Norway (844.000 tones): Intensive farming of Atlantic salmon is by far the most important activity, accounting for more than 80 percent of the total Norwegian aquaculture production. Rainbow trout is also important and several marine finfish (cod, halibut) and shellfish species (blue mussel, oysters) are in the process of becoming commercialised. Ninety-five percent of Norwegian production is exported with the EU being the main market.
Russia (100.000 tones): There are four types of aquaculture activity in the Russian Federation: pasturable, ponds, industrial and recreational. There are 295 freshwater fish species in the water bodies of the Russian Federation. 63 fish species, crustacean species and molluscs are reared artificially. 27 fish breeds, crossbreeds as well as 9 domesticated forms of carp, salmon, sturgeon, coregonid and cichlid fish are now cultivated. In this century the production is around 100.000 tons annually.
Denmark (36.000 tones): Ranking sixth in the world's leading exporters of fish products, Denmark has a strong position in fish production and aquaculture has a long and well established tradition in the country. The main product produced is rainbow trout from freshwater ponds and mariculture units, the latter also producing roe as an important by-product. Eel is farmed in recirculated freshwater tank systems; mussels and oysters are produced in minor quantities and turbot fry is exported for further ongrowing. A variety of other species are raised primarily for restocking which represents an increasing share of total turnover.
Sweden (6500 tones): Rainbow is the dominant specie in Swedish aquaculture. Total production in 2003 was just over 6500 tons. Sea trout, arctic char and salmon are amongst other species. Aquaculture is not a big part of the fishing industry in Sweden. It has had a steady production of around 5000-7000 tons for the last 20 years.

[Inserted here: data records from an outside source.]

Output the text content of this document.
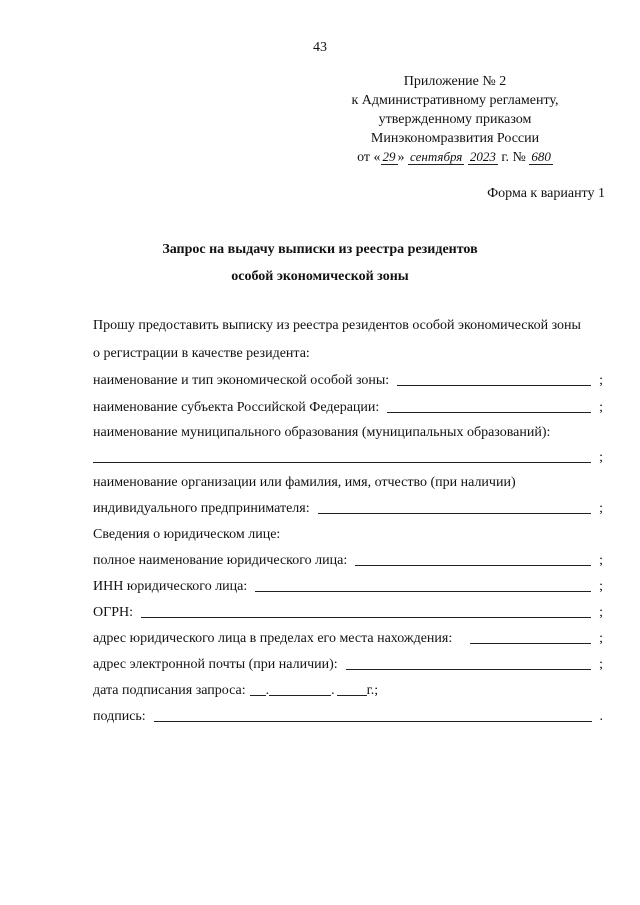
43
Приложение № 2
к Административному регламенту,
утвержденному приказом
Минэкономразвития России
от « 29 » сентября 2023 г. № 680
Форма к варианту 1
Запрос на выдачу выписки из реестра резидентов
особой экономической зоны
Прошу предоставить выписку из реестра резидентов особой экономической зоны
о регистрации в качестве резидента:
наименование и тип экономической особой зоны:	;
наименование субъекта Российской Федерации:	;
наименование муниципального образования (муниципальных образований):
;
наименование организации или фамилия, имя, отчество (при наличии)
индивидуального предпринимателя:	;
Сведения о юридическом лице:
полное наименование юридического лица:	;
ИНН юридического лица:	;
ОГРН:	;
адрес юридического лица в пределах его места нахождения:	;
адрес электронной почты (при наличии):	;
дата подписания запроса: .	. г.;
подпись:	.
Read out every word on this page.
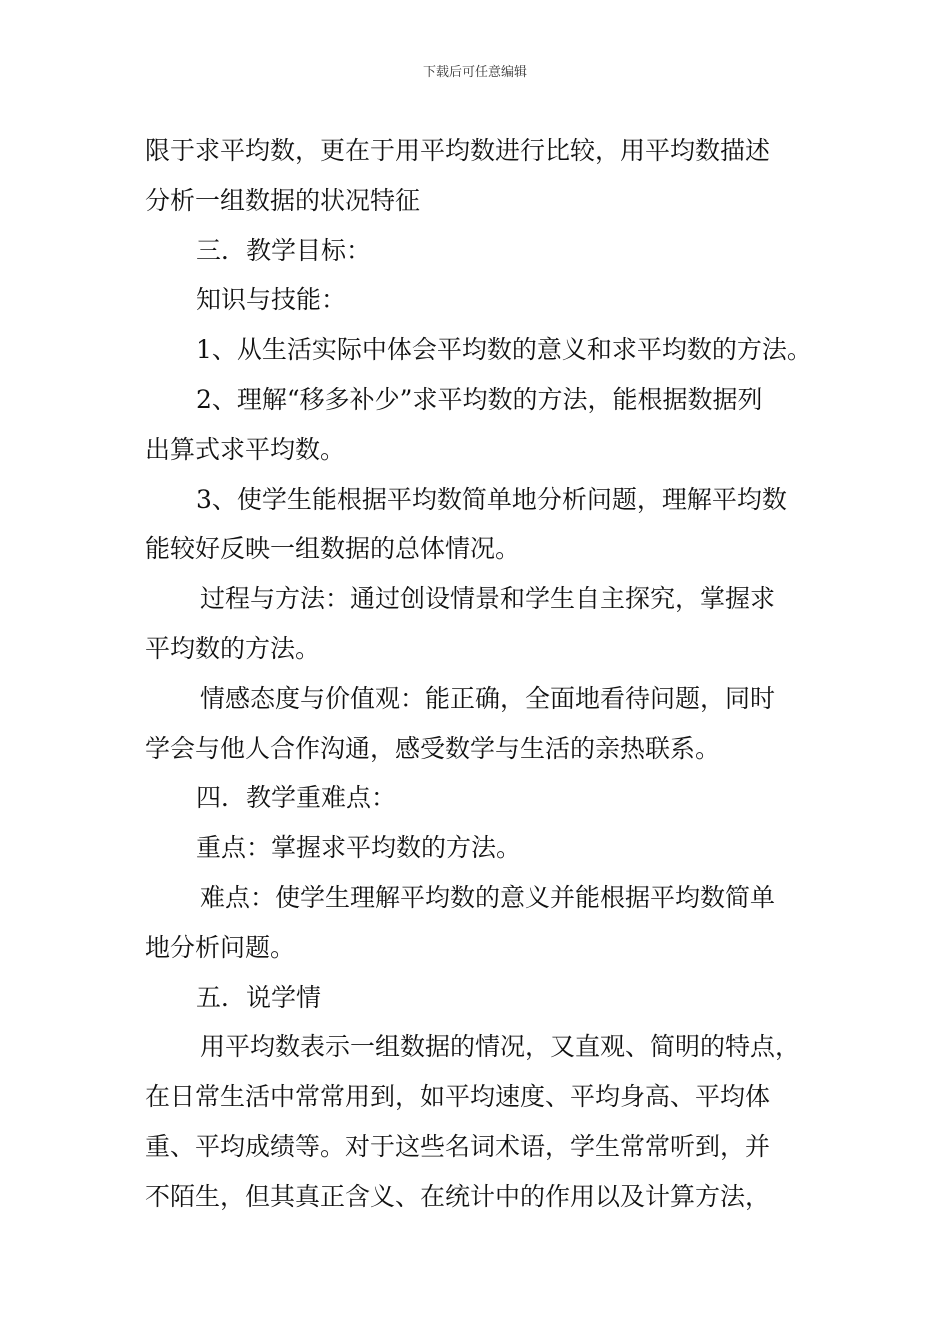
下载后可任意编辑
限于求平均数，更在于用平均数进行比较，用平均数描述
分析一组数据的状况特征
三．教学目标：
知识与技能：
1、从生活实际中体会平均数的意义和求平均数的方法。
2、理解“移多补少”求平均数的方法，能根据数据列
出算式求平均数。
3、使学生能根据平均数简单地分析问题，理解平均数
能较好反映一组数据的总体情况。
过程与方法：通过创设情景和学生自主探究，掌握求
平均数的方法。
情感态度与价值观：能正确，全面地看待问题，同时
学会与他人合作沟通，感受数学与生活的亲热联系。
四．教学重难点：
重点：掌握求平均数的方法。
难点：使学生理解平均数的意义并能根据平均数简单
地分析问题。
五．说学情
用平均数表示一组数据的情况，又直观、简明的特点，
在日常生活中常常用到，如平均速度、平均身高、平均体
重、平均成绩等。对于这些名词术语，学生常常听到，并
不陌生，但其真正含义、在统计中的作用以及计算方法，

Iceland (5000 tones): Aquaculture began in Iceland just before the year 1900 with the first attempts to fertilize and hatch salmonid ova and to release the emerging fry into rivers. During the period 1985-90 a large-scale build up of salmonid farms took place. Most of these farms became bankrupt, however, and the nineties were characterised by stagnation in production. In the nineties, Icelandic scientist and farmers worked on developing aquaculture of species such as Atlantic halibut, turbot, abalone and Atlantic cod. From 2000 onwards, the main increase has occurred in the production of Atlantic salmon, Arctic char and Atlantic cod. Since 2004 Iceland has produces around 5000 tons annually with aquaculture.